When one thinks of SARS’ target audience, all those below the Tax threshold and the admin linked to their tax returns – integration and automation will bring down the staff commitment required of SARS. A good thing. However, these taxpayers contribute little to the Taxes collected by SARS. It is the age old eighty-twenty rule. For such persons, they should not need to even submit returns as in most cases, their employers have deducted the relevant taxes monthly through payrolls.

It is the taxpayers with more income and often more complex profiles that generally carry the tax burdens.

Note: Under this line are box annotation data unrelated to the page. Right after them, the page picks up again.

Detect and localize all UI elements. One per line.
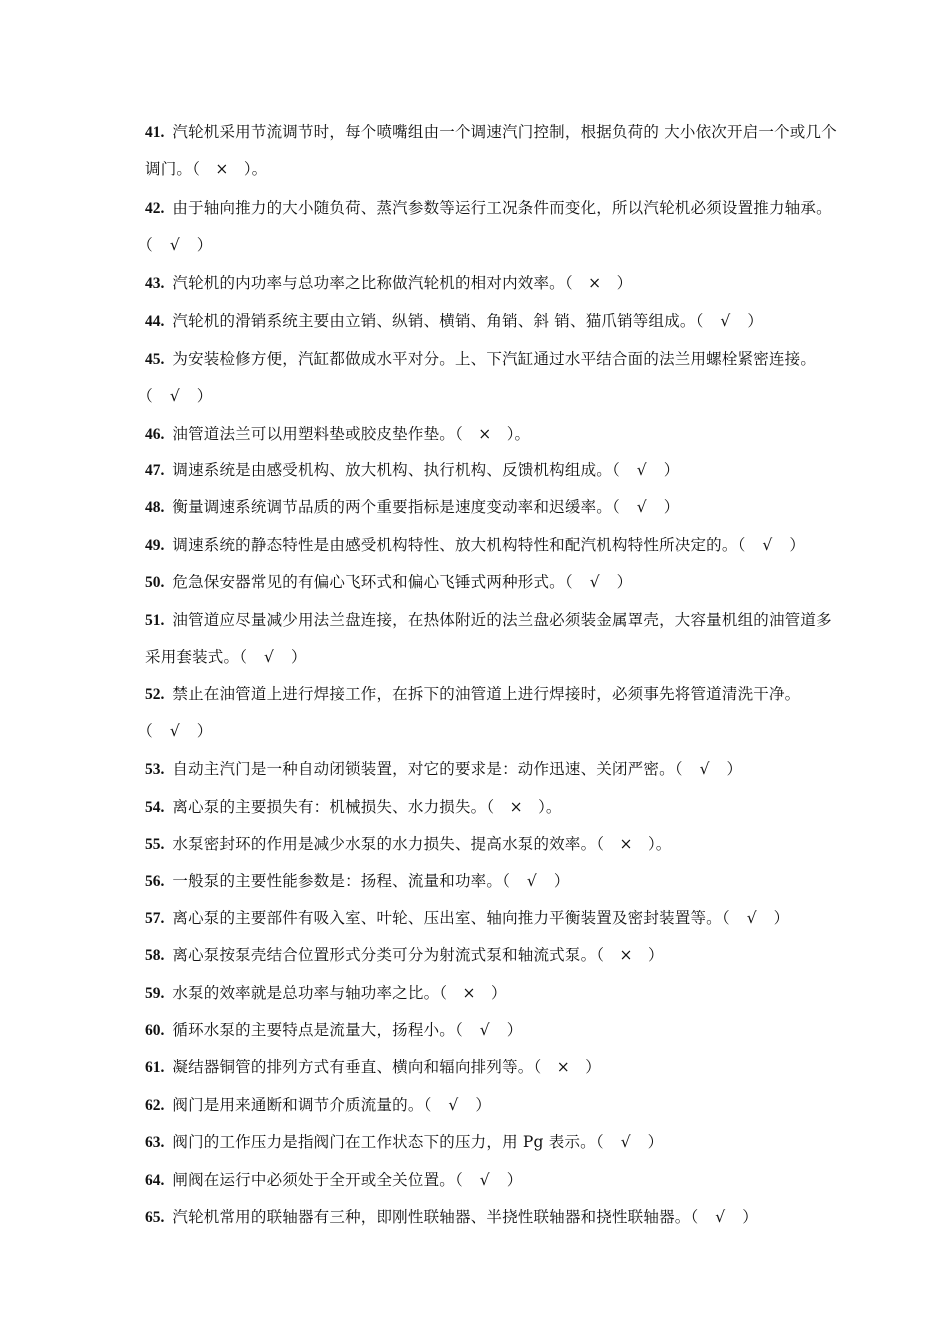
question-number: 54.	[145, 799, 165, 816]
paren-open: （	[721, 909, 730, 927]
paren-close: ）	[647, 1133, 664, 1151]
question-text: 离心泵的主要损失有：机械损失、水力损失。	[172, 798, 487, 816]
question-number: 58.	[145, 947, 165, 964]
question-60	[145, 1012, 845, 1049]
paren-open: （	[502, 872, 510, 890]
question-text: 由于轴向推力的大小随负荷、蒸汽参数等运行工况条件而变化，所以汽轮机必须设置推力轴承。	[172, 199, 832, 217]
paren-open: （	[611, 498, 620, 516]
question-number: 56.	[145, 873, 165, 890]
question-58	[145, 937, 845, 974]
paren-open: （	[239, 648, 247, 666]
paren-open: （	[439, 984, 448, 1002]
question-text: 调速系统是由感受机构、放大机构、执行机构、反馈机构组成。	[172, 461, 612, 479]
paren-open: （	[564, 274, 573, 292]
question-number: 59.	[145, 985, 165, 1002]
paren-close: ）。	[648, 835, 672, 853]
paren-close: ）	[663, 461, 680, 479]
question-57	[145, 900, 845, 937]
question-61	[145, 1049, 845, 1086]
answer-mark: √	[169, 387, 180, 405]
question-54	[145, 789, 845, 826]
question-62	[145, 1087, 845, 1124]
paren-close: ）	[585, 1058, 601, 1076]
question-text: 阀门的工作压力是指阀门在工作状态下的压力，用 Pg 表示。	[172, 1133, 596, 1151]
paren-close: ）	[747, 312, 763, 330]
question-56	[145, 863, 845, 900]
paren-close: ）	[773, 909, 790, 927]
answer-mark: ×	[478, 425, 492, 443]
answer-mark: √	[636, 461, 647, 479]
paren-close: ）	[648, 946, 664, 964]
paren-open: （	[737, 536, 746, 554]
question-text: 汽轮机的内功率与总功率之比称做汽轮机的相对内效率。	[172, 274, 565, 292]
answer-mark: √	[526, 872, 537, 890]
question-text: 衡量调速系统调节品质的两个重要指标是速度变动率和迟缓率。	[172, 498, 612, 516]
paren-open: （	[145, 236, 153, 254]
question-text: 汽轮机采用节流调节时，每个喷嘴组由一个调速汽门控制，根据负荷的 大小依次开启一个或几个调门。	[145, 123, 837, 178]
answer-mark: √	[699, 760, 710, 778]
question-number: 57.	[145, 910, 165, 927]
question-46	[145, 416, 845, 453]
answer-mark: √	[479, 1171, 490, 1189]
question-number: 48.	[145, 499, 165, 516]
question-number: 47.	[145, 462, 165, 479]
question-53	[145, 751, 845, 788]
paren-open: （	[695, 312, 704, 330]
paren-close: ）	[506, 1021, 523, 1039]
question-number: 44.	[145, 313, 165, 330]
paren-close: ）	[726, 760, 743, 778]
paren-open: （	[454, 425, 463, 443]
question-42	[145, 190, 845, 264]
paren-open: （	[564, 573, 573, 591]
paren-close: ）	[290, 648, 307, 666]
question-text: 水泵密封环的作用是减少水泵的水力损失、提高水泵的效率。	[172, 835, 597, 853]
question-number: 42.	[145, 200, 165, 217]
answer-mark: √	[479, 1021, 490, 1039]
paren-close: ）	[663, 498, 680, 516]
question-text: 为安装检修方便，汽缸都做成水平对分。上、下汽缸通过水平结合面的法兰用螺栓紧密连接。	[172, 350, 817, 368]
paren-close: ）。	[243, 160, 268, 178]
paren-close: ）	[616, 573, 633, 591]
paren-close: ）	[196, 236, 213, 254]
question-number: 65.	[145, 1209, 165, 1226]
paren-open: （	[596, 835, 605, 853]
paren-open: （	[596, 946, 605, 964]
question-50	[145, 564, 845, 601]
question-number: 55.	[145, 836, 165, 853]
paren-open: （	[611, 461, 620, 479]
answer-mark: ×	[619, 946, 633, 964]
answer-mark: √	[636, 498, 647, 516]
paren-close: ）	[491, 984, 507, 1002]
question-number: 45.	[145, 351, 165, 368]
answer-mark: √	[746, 909, 757, 927]
paren-open: （	[454, 1021, 463, 1039]
question-text: 危急保安器常见的有偏心飞环式和偏心飞锤式两种形式。	[172, 573, 565, 591]
question-text: 油管道应尽量减少用法兰盘连接，在热体附近的法兰盘必须装金属罩壳，大容量机组的油管道多采用套装式。	[145, 611, 832, 666]
paren-open: （	[423, 1096, 432, 1114]
paren-open: （	[192, 160, 200, 178]
question-text: 禁止在油管道上进行焊接工作，在拆下的油管道上进行焊接时，必须事先将管道清洗干净。	[172, 685, 801, 703]
question-52	[145, 676, 845, 750]
answer-mark: ×	[462, 984, 476, 1002]
answer-mark: √	[169, 236, 180, 254]
question-44	[145, 303, 845, 340]
question-55	[145, 826, 845, 863]
question-text: 闸阀在运行中必须处于全开或全关位置。	[172, 1171, 455, 1189]
paren-close: ）	[616, 274, 633, 292]
paren-open: （	[674, 760, 683, 778]
question-text: 一般泵的主要性能参数是：扬程、流量和功率。	[172, 872, 503, 890]
question-number: 49.	[145, 537, 165, 554]
question-number: 52.	[145, 686, 165, 703]
answer-mark: √	[448, 1096, 459, 1114]
question-text: 汽轮机常用的联轴器有三种，即刚性联轴器、半挠性联轴器和挠性联轴器。	[172, 1208, 691, 1226]
question-text: 凝结器铜管的排列方式有垂直、横向和辐向排列等。	[172, 1058, 534, 1076]
answer-mark: ×	[619, 835, 633, 853]
answer-mark: ×	[588, 274, 602, 292]
question-41	[145, 114, 845, 188]
question-45	[145, 341, 845, 415]
paren-close: ）	[506, 1171, 523, 1189]
paren-open: （	[454, 1171, 463, 1189]
question-text: 离心泵按泵壳结合位置形式分类可分为射流式泵和轴流式泵。	[172, 946, 597, 964]
question-text: 离心泵的主要部件有吸入室、叶轮、压出室、轴向推力平衡装置及密封装置等。	[172, 909, 722, 927]
answer-mark: √	[720, 312, 731, 330]
question-59	[145, 975, 845, 1012]
question-47	[145, 452, 845, 489]
paren-close: ）	[196, 387, 213, 405]
question-51	[145, 602, 845, 676]
question-49	[145, 527, 845, 564]
paren-close: ）	[742, 1208, 758, 1226]
paren-open: （	[533, 1058, 542, 1076]
question-64	[145, 1162, 845, 1199]
question-number: 51.	[145, 612, 165, 629]
answer-mark: ×	[556, 1058, 570, 1076]
question-65	[145, 1199, 845, 1236]
answer-mark: √	[264, 648, 274, 666]
paren-close: ）	[475, 1096, 491, 1114]
answer-mark: √	[715, 1208, 726, 1226]
answer-mark: √	[169, 722, 180, 740]
question-number: 46.	[145, 426, 165, 443]
answer-mark: √	[762, 536, 773, 554]
question-number: 53.	[145, 761, 165, 778]
question-text: 调速系统的静态特性是由感受机构特性、放大机构特性和配汽机构特性所决定的。	[172, 536, 738, 554]
question-text: 阀门是用来通断和调节介质流量的。	[172, 1096, 424, 1114]
question-48	[145, 489, 845, 526]
question-text: 水泵的效率就是总功率与轴功率之比。	[172, 984, 440, 1002]
question-number: 60.	[145, 1022, 165, 1039]
question-text: 循环水泵的主要特点是流量大，扬程小。	[172, 1021, 455, 1039]
question-number: 50.	[145, 574, 165, 591]
answer-mark: √	[589, 573, 600, 591]
question-number: 62.	[145, 1097, 165, 1114]
question-text: 汽轮机的滑销系统主要由立销、纵销、横销、角销、斜 销、猫爪销等组成。	[172, 312, 696, 330]
paren-close: ）	[553, 872, 570, 890]
paren-open: （	[595, 1133, 604, 1151]
question-number: 41.	[145, 124, 165, 141]
question-number: 43.	[145, 275, 165, 292]
question-text: 油管道法兰可以用塑料垫或胶皮垫作垫。	[172, 425, 455, 443]
paren-open: （	[145, 722, 153, 740]
paren-close: ）	[196, 722, 213, 740]
paren-close: ）。	[538, 798, 562, 816]
question-63	[145, 1124, 845, 1161]
question-43	[145, 265, 845, 302]
paren-open: （	[690, 1208, 699, 1226]
question-text: 自动主汽门是一种自动闭锁装置，对它的要求是：动作迅速、关闭严密。	[172, 760, 675, 778]
question-number: 64.	[145, 1172, 165, 1189]
paren-close: ）	[789, 536, 805, 554]
question-number: 63.	[145, 1134, 165, 1151]
paren-open: （	[145, 387, 153, 405]
paren-close: ）。	[506, 425, 531, 443]
answer-mark: ×	[215, 160, 229, 178]
answer-mark: ×	[509, 798, 523, 816]
paren-open: （	[486, 798, 495, 816]
answer-mark: √	[620, 1133, 631, 1151]
question-number: 61.	[145, 1059, 165, 1076]
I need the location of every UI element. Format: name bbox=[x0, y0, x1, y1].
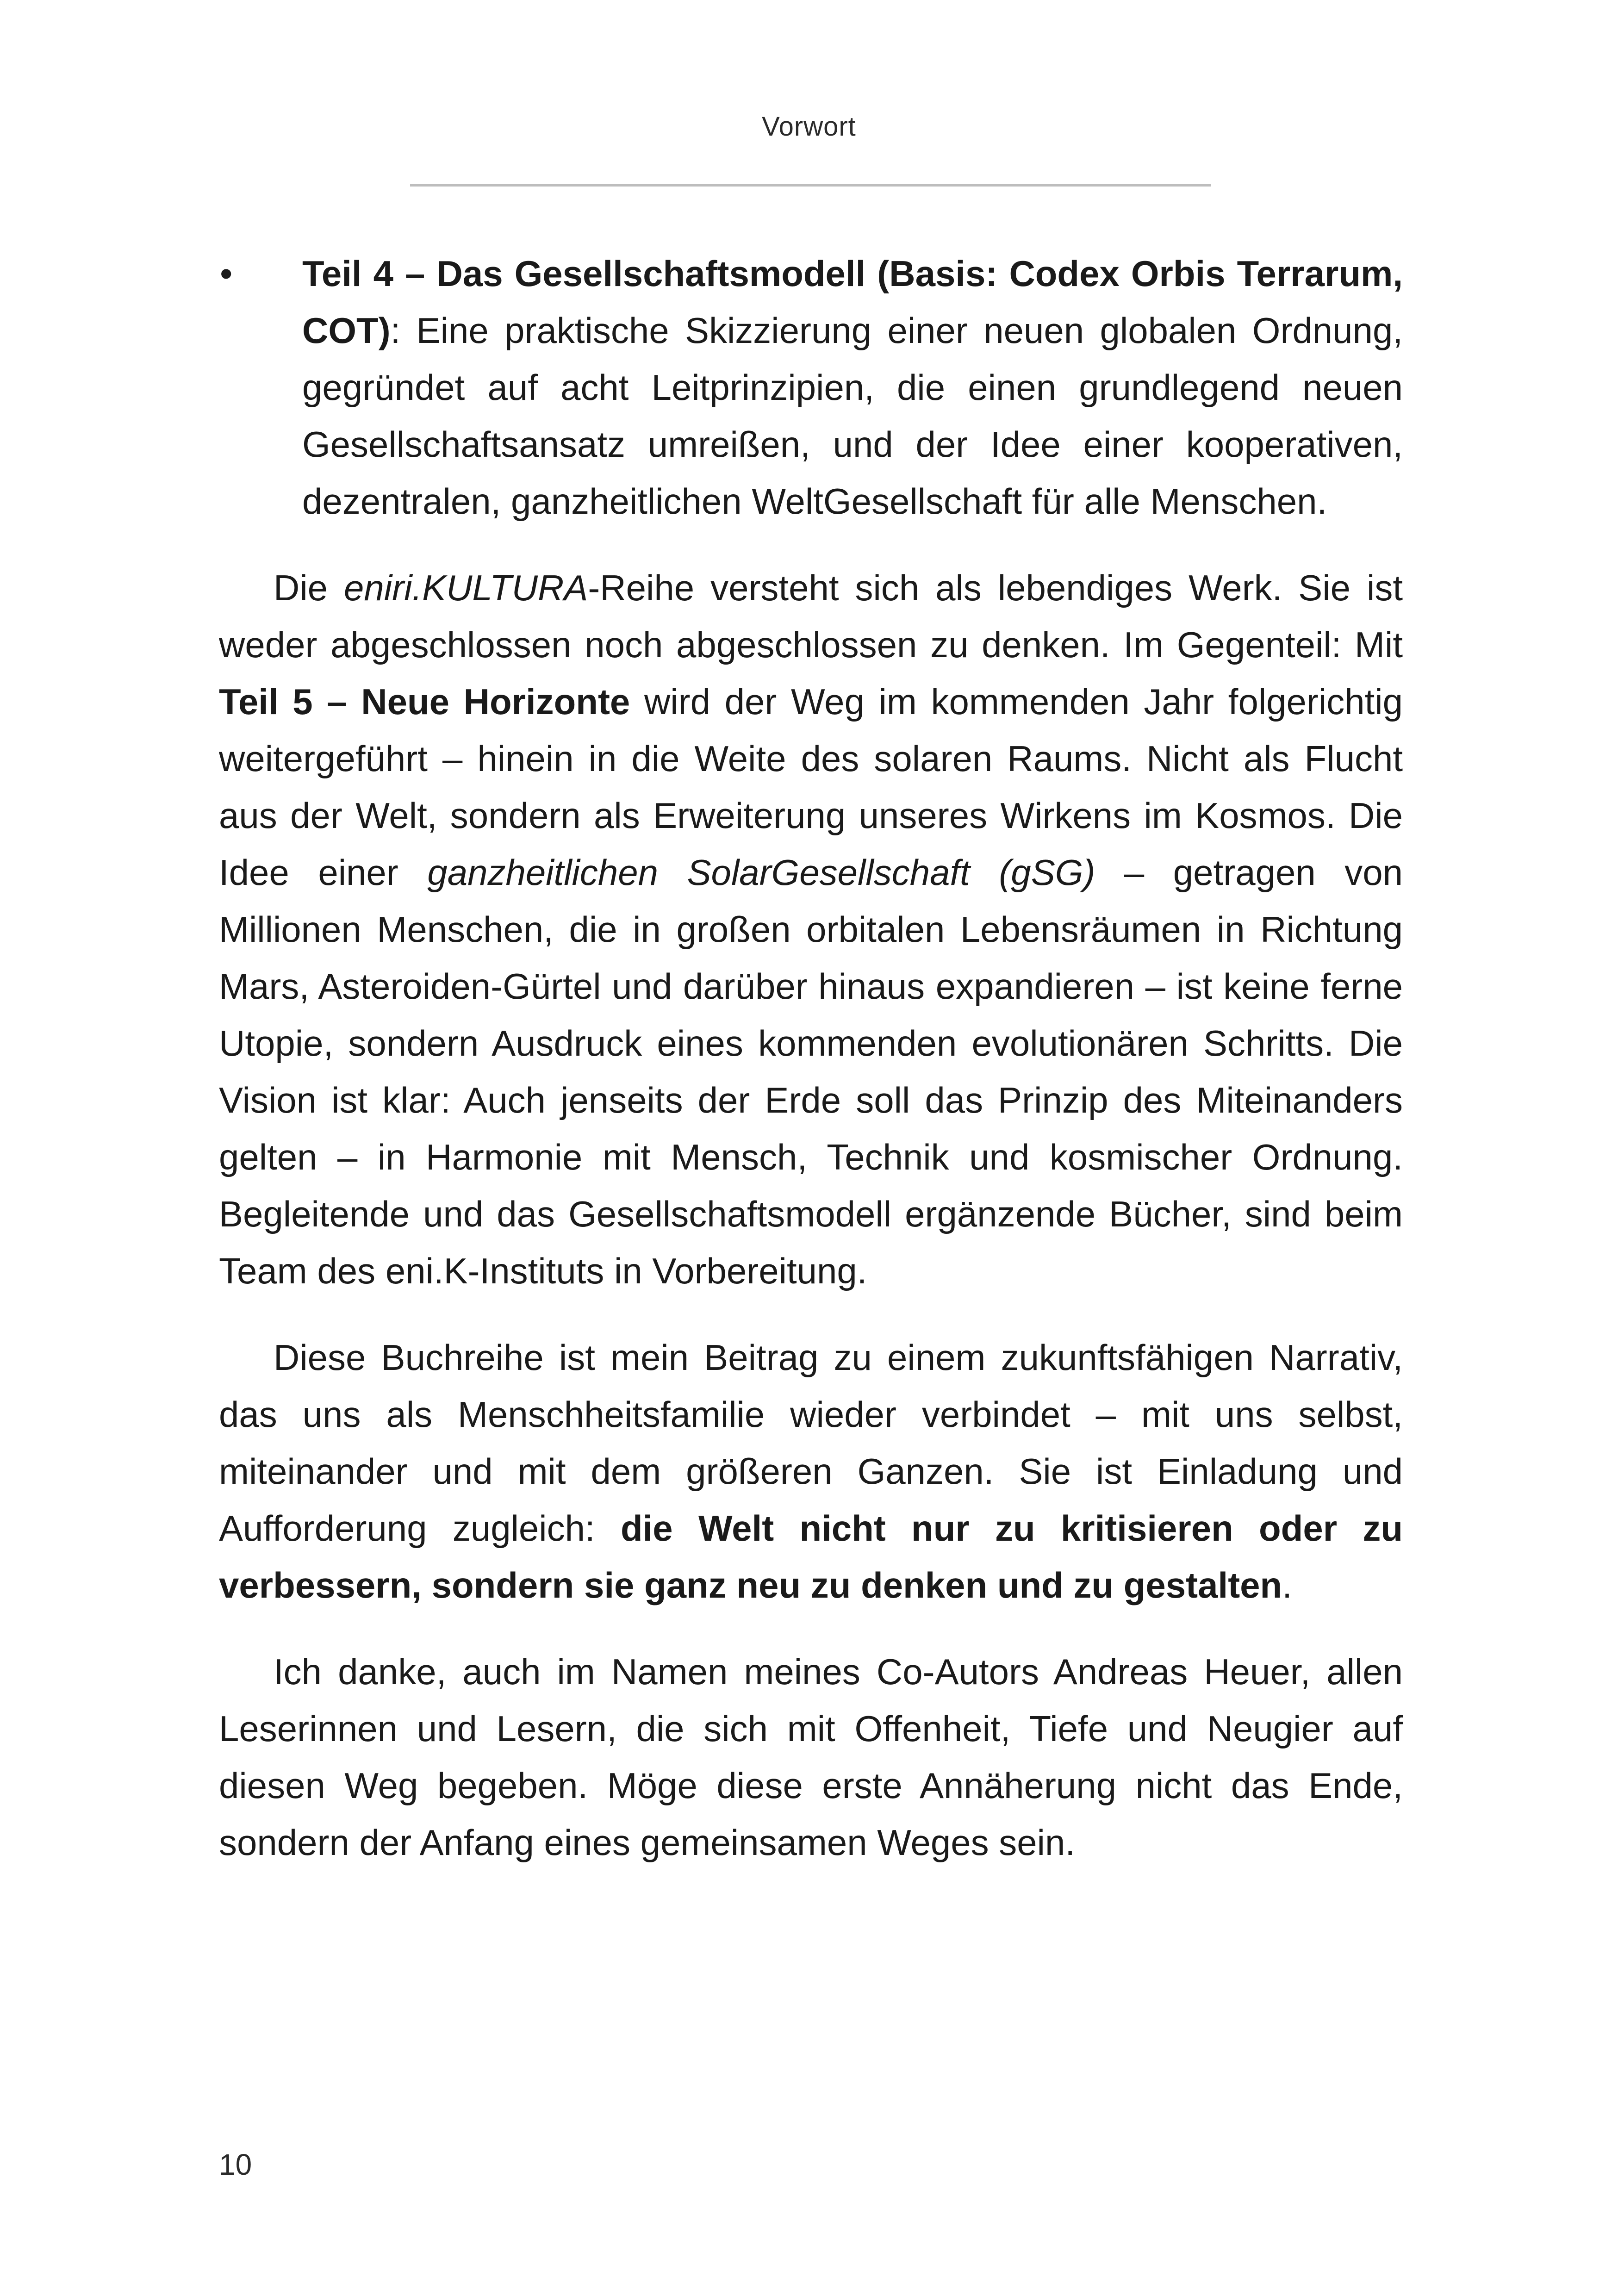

One simply needs to cast an eye over all the questions in the Tax Wizard (which is at the start of the Income Tax Return) to appreciate how complex it can become. In these cases, an auto-assessment seems challenging.

A person qualifies for exemption for being 183 days or more outside of the country, sells a home or property, has qualifying medical expenditure that will reduce assessed tax for the year, is part of more than one payroll in the year and EMP501s have not been issued by both employers. There are many specific scenarios out there and one shoe does not fit all taxpayers. These variations can render an auto-assessment incorrect.

The challenge is the aftermath of an auto-assessment that needs to be dealt with…

I would expect taxpayers who do not agree with the auto-assessments to have to dispute these and possibly even challenge system generated interest and penalties…set in a context where communication is often problematic. In the event that the auto-assessment is incorrect, and not communicated to taxpayers… a mess could ensue.

If the dispute process is similar to the current process, most people will need to hire tax practitioners to assist. Tax returns will become costly and more onerous, if not prescriptive. An auto assessment penalizes the person who does his existing returns correctly and has his support documents pack ready and waiting for submission. That same person often uses the SARS calculator to ensure his taxes are correctly recorded. Auto-assessment does not give you that chance – the machine does its own thing…

In light of this and the potential teething issues, an easier approach to disputes will hopefully be available in the new system. With tax season to be opened 1 September 2020, we hold our breath and hope for a smooth transition.